McLuhan 100 anni dopo

#McL100 McLuhan: 100 anni dopo

McLuhan 100 anni dopoVenerdì ho trascorso la mattinata all’Accademia dei Lincei, luogo trasteverino dalla meravigliosa architettura, per far da spettatrice all’incontro dal titolo “McLuhan: 100 anni dopo”, evento che mi ha fornito vari spunti di riflessione, soprattutto grazie a Derrick de Kerckhove.

INPUT SU CUI RIFLETTERE: LA “PERSONA DIGITALE”

Di seguito le affermazioni e i ragionamenti che mi daranno molto da pensare e che io ho riorganizzato secondo un mio ordine logico senza rispettare il reale susseguirsi degli interventi all’Accademia dei Lincei.

L’idea di “persona” è un’ossessione di noi occidentali [Joi Ito – MIT Media Lab]
Tale fobia potrebbe derivare direttamente dalla tipologia di scrittura e linguaggio che utilizziamo, capaci di mettere in evidenza l’individualità e di stabilire un rapporto profondo con lo scrittore anche senza conoscerlo [Derrick de Kerckhove – Media Duemila]

L’idea di “persona digitale” è parte della “persona nascosta” in quanto presente in una quantità incalcolabile di archivi a cui solo a volte si ha direttamente accesso [Roger Clarke – Cardiff University].
La questione fondamentalerimane la necessità di scindere tra il “progetto individuale di una persona digitale” [n.d.a. la cura del personal brand?] e l'”imposizione” della stessa: se il primo caso è da ritenersi un arricchimento, il secondo può essere limitante oltre che pericolosamente antidemocratico [Roger Clarke e Derrick de Kerckhove].

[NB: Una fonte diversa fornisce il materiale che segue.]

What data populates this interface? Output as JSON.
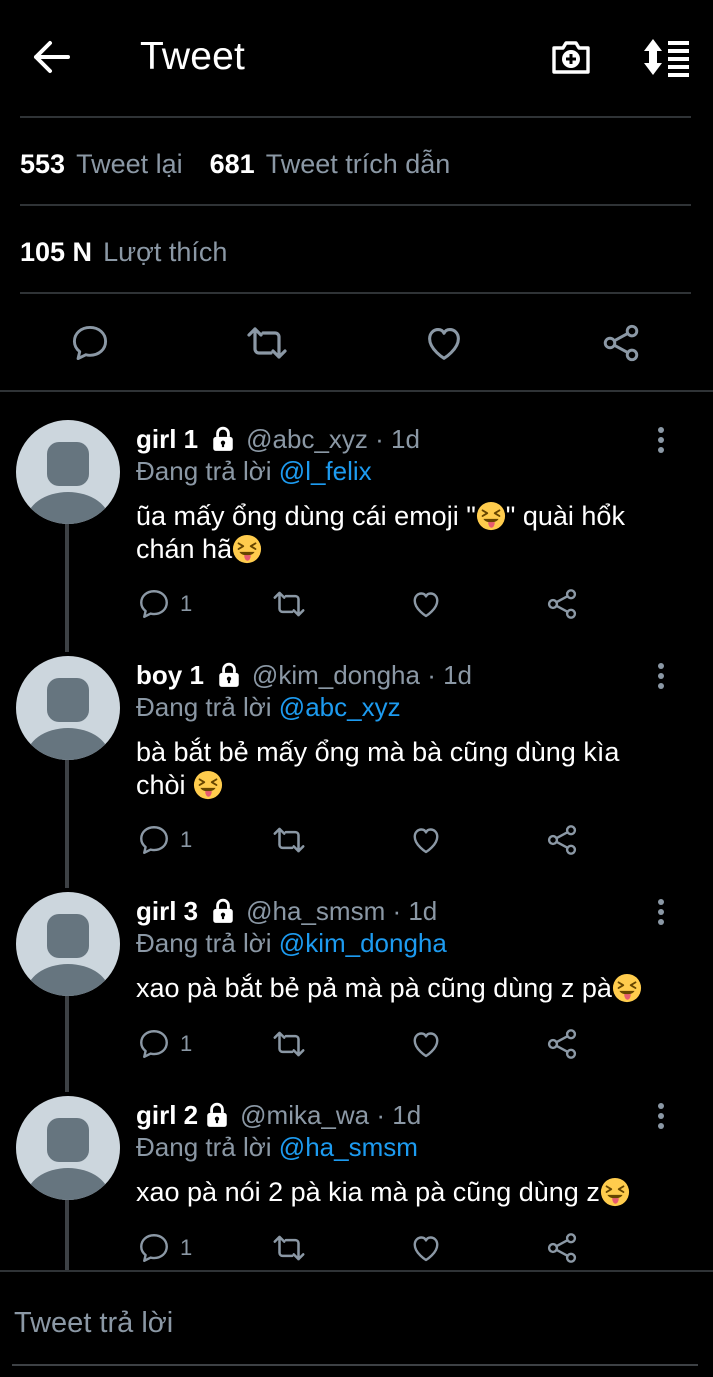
{
  "header": {
    "title": "Tweet",
    "back_icon": "arrow-left-icon",
    "camera_icon": "camera-plus-icon",
    "sort_icon": "sort-list-icon"
  },
  "stats": {
    "retweets_count": "553",
    "retweets_label": "Tweet lại",
    "quotes_count": "681",
    "quotes_label": "Tweet trích dẫn",
    "likes_count": "105 N",
    "likes_label": "Lượt thích"
  },
  "actions": [
    "reply-icon",
    "retweet-icon",
    "like-icon",
    "share-icon"
  ],
  "replies": [
    {
      "name": "girl 1",
      "handle": "@abc_xyz · 1d",
      "replying_label": "Đang trả lời",
      "replying_to": "@l_felix",
      "text_line1": "ũa mấy ổng dùng cái emoji \"",
      "text_line1_after": "\" quài hổk",
      "text_line2": "chán hã",
      "reply_count": "1"
    },
    {
      "name": "boy 1",
      "handle": "@kim_dongha · 1d",
      "replying_label": "Đang trả lời",
      "replying_to": "@abc_xyz",
      "text_line1": "bà bắt bẻ mấy ổng mà bà cũng dùng kìa",
      "text_line2": "chòi ",
      "reply_count": "1"
    },
    {
      "name": "girl 3",
      "handle": "@ha_smsm · 1d",
      "replying_label": "Đang trả lời",
      "replying_to": "@kim_dongha",
      "text_line1": "xao pà bắt bẻ pả mà pà cũng dùng z pà",
      "reply_count": "1"
    },
    {
      "name": "girl 2",
      "handle": "@mika_wa · 1d",
      "replying_label": "Đang trả lời",
      "replying_to": "@ha_smsm",
      "text_line1": "xao pà nói 2 pà kia mà pà cũng dùng z",
      "reply_count": "1"
    }
  ],
  "compose": {
    "placeholder": "Tweet trả lời"
  },
  "colors": {
    "background": "#000000",
    "secondary_text": "#8b98a5",
    "mention": "#1d9bf0",
    "divider": "#2f3336"
  }
}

Il concetto di libertà è ormai dipendente da quello di interconnessione e di diffusione dell’accesso a Internet, anche se è importante comprendere e ribadire che il web non può sostituirsi all’esperienza concreta, all’esplorazione fisica [James Fox – Ambasciata del Canada].

L’etimologia del termine “persona” deriva dal latino “per sonnet”, una sorta di maschera che veniva indossata dagli attori di teatro per amplificare la propria voce in modo che potesse essere udita sino agli ultimi spalti [Mario Morcellini – Università La Sapienza].
La tecnologia è da considerarsi come una protesi in quanto aumenta le capacità comunicative dell’individuo [Roberto Saracco – EIT ICT Labs Trento], ma l’era delle “identità digitali prêt-à-porter”, costruite solo attorno a uno o più avatar spesso vuoti di contenuti reali, è finita [Robert Castrucci – FUB].
La tecnologia consiste nell’unione tra atomo e bit, riesce a catturare la fisicità del reale restituendone, comunque dopo una rielaborazione, un’idea percettiva [Roberto Saracco].
La Rete “non dimentica”, ma occorre tener presente che a volte anche “la dimenticanza è un valore”, un qualcosa di necessario in alcune situazioni, un antidoto contro le situazioni traumatiche [Andrea Viticoli – CNR].

La tecnologia è come un metronomo, poiché detta i tempi – e i costi – dell’evoluzione sociale, dell’innovazione [Roberto Saracco] e aumenta l’occupazione sostituendo alcune delle vecchie figure professionali con nuove tipologie lavorative [Carlo de Serrano].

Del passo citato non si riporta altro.